危険の感知など新しいユーザー体験を提供するコンテンツの開発も

──高齢者の認知症予防以外にも、香りや匂いを活用したコンテンツを社会課題の解決に役立てるアイデアはありますでしょうか。

中本氏:例えば、ヘッドマウントディスプレイとウェアラブル嗅覚ディスプレイを使った、災害訓練シミュレータが考えられます。VR空間を移動している際に、どこかに焦げ臭い匂いがする場所があれば、それがどこなのかを探し出すゲームです。火災が発生した場合、特に焦げ臭い匂いの発見が初期段階として非常に重要です。炎が見えたり熱を感じたりしたら、逃げ場がなくなって手遅れになる危険性があるからです。したがって、こういったシステムを使って、初期段階の火災に備えることが必要になります。

災害時だけでなく、自然の中にも人間にとって危険なガスが発生している場所や、口にしてはいけない食べものなどを識別する際にも、匂いによる判断が必要になります。例えば、火山地帯などは人体に有毒なガスが発生している場所も多く、少しでも変わった匂いがしたらすぐにその場所を離れないといけません。

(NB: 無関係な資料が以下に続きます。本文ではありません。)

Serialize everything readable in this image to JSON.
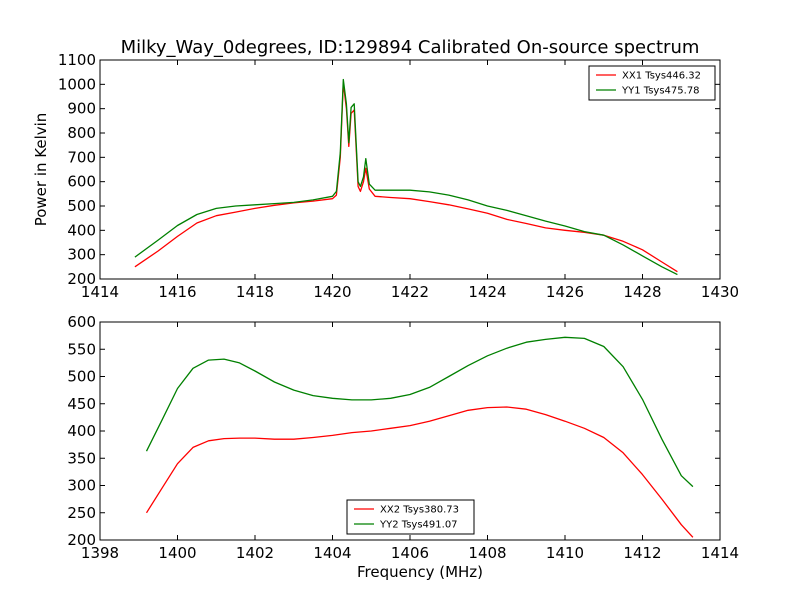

そういう危険な匂いを事前に体験させる場合にも、生成AIによって安全な環境で匂いを生成する技術が有効でしょう。

──生成系AIによる香り自動創作システムの活用は、香りを選んで映像に合わせて匂いが出てくるTVの実現など、これまでになかった感性に訴えるUIやUXの実現にも期待できますね。

中本氏:香りの遠隔伝送に関する基礎実験も、すでに行っています。放送波やインターネットを使って香りに関する信号を送り、受信側の嗅覚ディスプレイで香りを再現させるのですが、TVなどで自在に香りを発生させるには、やはりどんな香りでも無限に発生できるような要素臭の研究開発が重要になってくると思います。

一方で、匂いは音楽や映像よりも、個人の主観が大きく影響する分野です。したがって、UIの分野で活用することを考えるならば、もっと生成AIの精度を上げていく必要があるでしょう。例えば、言葉で「甘い香りが欲しい」と伝えても曖昧性が高く、一度に自分がイメージする香りを作るのは難しいと思います。したがって、「もう少しスパイシーに」とか「ラベンダーのような」など、言葉によるフィードバックを繰り返しながら対話的に香りを創っていく手法を確立することが必要になるでしょう。

──香りの創作は、本当におもしろい技術ですね。特に、人間の本能にもつながっている嗅覚技術の活用には、さまざまな可能性を感じます。